Tens of millions of dollars were spent on broadband internet routers for West Virginia agencies, but the question is did the state overspend or is the massive price tag justified?
Did the state take the right route on routers?
Sunday afternoon, the House of Delegates heard a report from Legislative Auditor Aaron Allred on the purchase of routers throughout the state. A total of $24 million was spent. In some cases, a $40 router is being replaced with a $20,000 router.
Do you think this is a waste of tax payer's dollars?
“To some degree, absolutely,” said Berkeley County Delegate Larry Faircloth. “I think it should've been more in-depth to try and save more money, I would've loved to have been the salesman that sold it."
That salesman?

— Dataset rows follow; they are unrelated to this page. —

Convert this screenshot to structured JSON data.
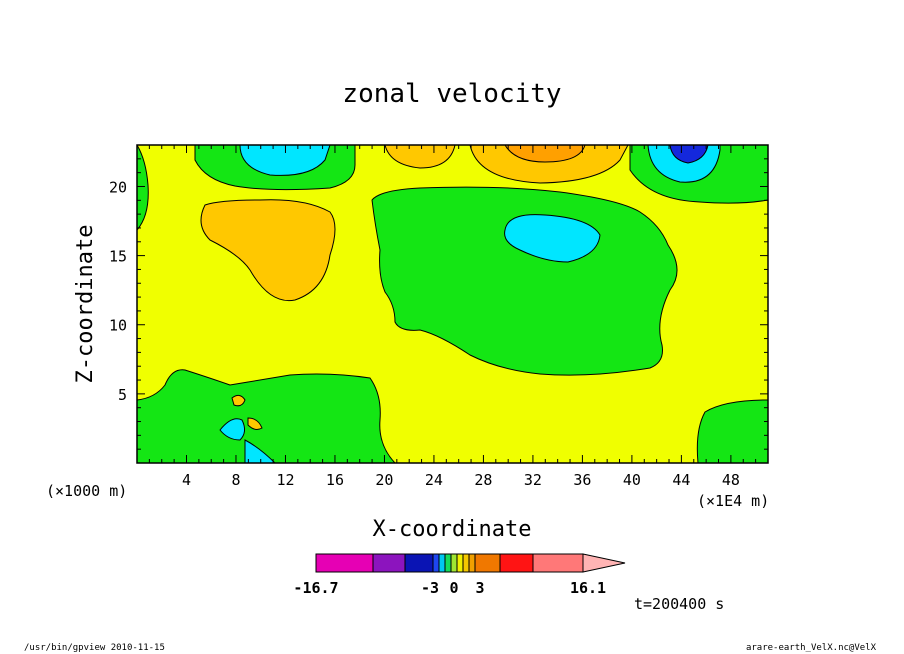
{
  "chart_data": {
    "type": "heatmap",
    "title": "zonal velocity",
    "xlabel": "X-coordinate",
    "ylabel": "Z-coordinate",
    "x_unit": "(×1E4 m)",
    "y_unit": "(×1000 m)",
    "x_ticks": [
      4,
      8,
      12,
      16,
      20,
      24,
      28,
      32,
      36,
      40,
      44,
      48
    ],
    "y_ticks": [
      5,
      10,
      15,
      20
    ],
    "xlim": [
      0,
      51
    ],
    "ylim": [
      0,
      23
    ],
    "time_label": "t=200400 s",
    "colorbar": {
      "min_label": "-16.7",
      "max_label": "16.1",
      "tick_labels": [
        "-3",
        "0",
        "3"
      ],
      "colors": [
        "#e600b4",
        "#8c14be",
        "#0a14b4",
        "#1e46f0",
        "#00c8f0",
        "#14dc5a",
        "#a0e632",
        "#f0f000",
        "#f5c800",
        "#f0a000",
        "#f07800",
        "#ff1414",
        "#ff7878",
        "#ffb4b4"
      ],
      "widths": [
        57,
        32,
        28,
        6,
        6,
        6,
        6,
        6,
        6,
        6,
        25,
        33,
        50,
        0
      ]
    },
    "region_colors": {
      "strong_neg": "#1428dc",
      "neg": "#00e6ff",
      "weak_neg": "#14e614",
      "near_zero": "#f0ff00",
      "weak_pos": "#ffc800",
      "pos": "#ffa000"
    }
  },
  "footer": {
    "left": "/usr/bin/gpview  2010-11-15",
    "right": "arare-earth_VelX.nc@VelX"
  }
}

Cisco systems, Inc.
Under former Governor Joe Manchin's administration, state officials arranged to buy the high-capacity Cisco routers with federal stimulus funds in 2010.
“There are a lot of questions as to why some of the routers aren't being used. What did they base it off?” asked Faircloth. “Why was secondary bidding put into play, and why only one company deemed to get the bidding, which was Cisco. Why only Cisco?”

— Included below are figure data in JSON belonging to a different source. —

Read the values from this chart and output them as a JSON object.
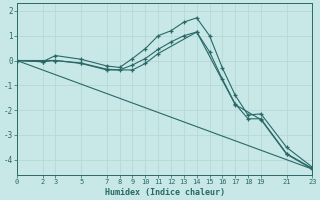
{
  "xlabel": "Humidex (Indice chaleur)",
  "ylabel": "",
  "background_color": "#c8e8e8",
  "grid_color": "#b8d8d8",
  "line_color": "#2a6868",
  "xlim": [
    0,
    23
  ],
  "ylim": [
    -4.6,
    2.3
  ],
  "yticks": [
    2,
    1,
    0,
    -1,
    -2,
    -3,
    -4
  ],
  "xticks": [
    0,
    2,
    3,
    5,
    7,
    8,
    9,
    10,
    11,
    12,
    13,
    14,
    15,
    16,
    17,
    18,
    19,
    21,
    23
  ],
  "line1_x": [
    0,
    2,
    3,
    5,
    7,
    8,
    9,
    10,
    11,
    12,
    13,
    14,
    15,
    16,
    17,
    18,
    19,
    21,
    23
  ],
  "line1_y": [
    0.0,
    -0.05,
    0.2,
    0.05,
    -0.22,
    -0.28,
    0.08,
    0.48,
    1.0,
    1.2,
    1.55,
    1.72,
    1.0,
    -0.3,
    -1.4,
    -2.2,
    -2.15,
    -3.5,
    -4.3
  ],
  "line2_x": [
    0,
    2,
    3,
    5,
    7,
    8,
    9,
    10,
    11,
    12,
    13,
    14,
    15,
    16,
    17,
    18,
    19,
    21,
    23
  ],
  "line2_y": [
    0.0,
    -0.05,
    0.0,
    -0.1,
    -0.35,
    -0.38,
    -0.18,
    0.08,
    0.45,
    0.75,
    1.0,
    1.15,
    0.35,
    -0.75,
    -1.75,
    -2.35,
    -2.35,
    -3.75,
    -4.35
  ],
  "line3_x": [
    0,
    3,
    5,
    7,
    9,
    10,
    11,
    14,
    17,
    19,
    21,
    23
  ],
  "line3_y": [
    0.0,
    0.0,
    -0.12,
    -0.38,
    -0.38,
    -0.12,
    0.28,
    1.15,
    -1.78,
    -2.38,
    -3.78,
    -4.38
  ],
  "line4_x": [
    0,
    23
  ],
  "line4_y": [
    0.0,
    -4.38
  ]
}
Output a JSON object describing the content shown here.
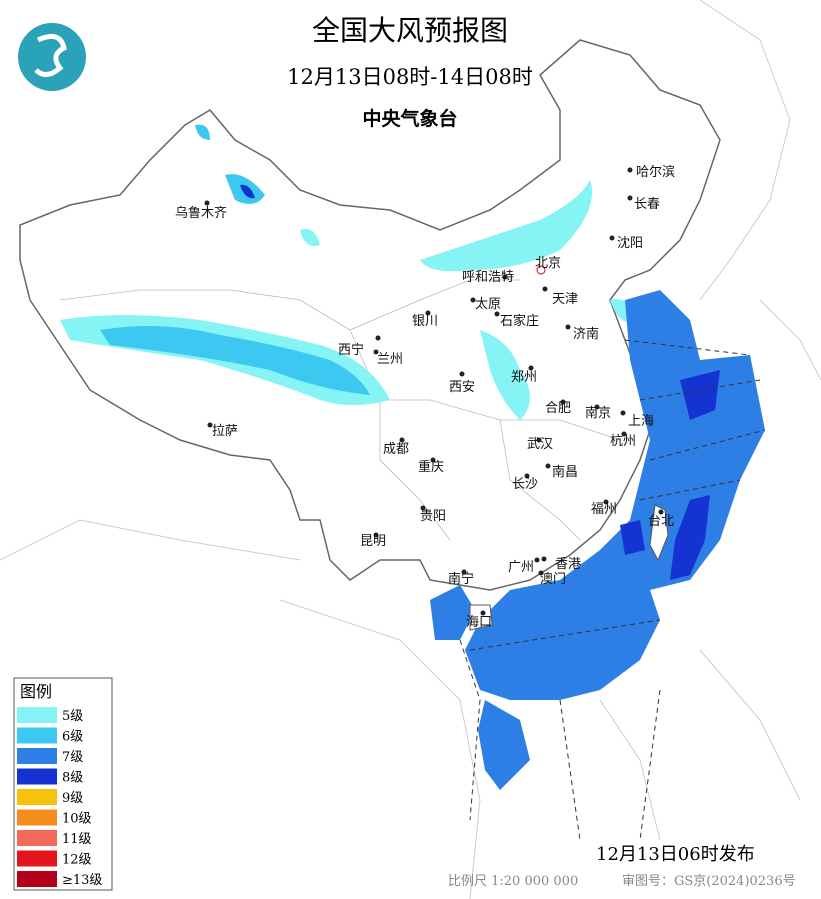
{
  "header": {
    "title": "全国大风预报图",
    "subtitle": "12月13日08时-14日08时",
    "issuer": "中央气象台"
  },
  "cities": [
    "乌鲁木齐",
    "哈尔滨",
    "长春",
    "沈阳",
    "北京",
    "呼和浩特",
    "天津",
    "太原",
    "石家庄",
    "银川",
    "济南",
    "西宁",
    "兰州",
    "郑州",
    "西安",
    "合肥",
    "南京",
    "上海",
    "拉萨",
    "成都",
    "武汉",
    "杭州",
    "重庆",
    "南昌",
    "长沙",
    "福州",
    "台北",
    "贵阳",
    "昆明",
    "南宁",
    "广州",
    "香港",
    "澳门",
    "海口"
  ],
  "legend": {
    "title": "图例",
    "items": [
      {
        "name": "5级",
        "color": "#86f3f5"
      },
      {
        "name": "6级",
        "color": "#3cc8f0"
      },
      {
        "name": "7级",
        "color": "#2d7fe6"
      },
      {
        "name": "8级",
        "color": "#1532d2"
      },
      {
        "name": "9级",
        "color": "#f6c20c"
      },
      {
        "name": "10级",
        "color": "#f58c1c"
      },
      {
        "name": "11级",
        "color": "#f36a5a"
      },
      {
        "name": "12级",
        "color": "#e6141c"
      },
      {
        "name": "≥13级",
        "color": "#b5001b"
      }
    ]
  },
  "footer": {
    "issued": "12月13日06时发布",
    "scale": "比例尺 1:20 000 000",
    "review": "审图号：GS京(2024)0236号"
  }
}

"The process was open and transparent and everyone had the opportunity to be qualified and pre-bid on it," said Rob Alsop, chief of staff for Gov. Earl Ray Tomblin.
Alsop says the 24 million dollar deal is helping expand internet access by creating high-speed hubs at schools, libraries and other community institutions. And should be looked at as an investment.
“No one knew what an iPad was 6 or 7 years ago. I think they're trying to be visionary. We lack on broadband,” Alsop said.
Programmer and routing specialist Stephanie Heck replied on Facebook, "These routers would be massive overkill in a grade school or public library where a $200 router if correctly configured could do the job. This is digital overkill and waste of public funds on a colossal scale.”
“Is every penny justified? If you look at the discount we received. I think we'll do a lot of good for West Virginia,” Alsop said.
The U.S. Commerce Department's inspector general criticized West Virginia officials last month for their handling of the stimulus spending.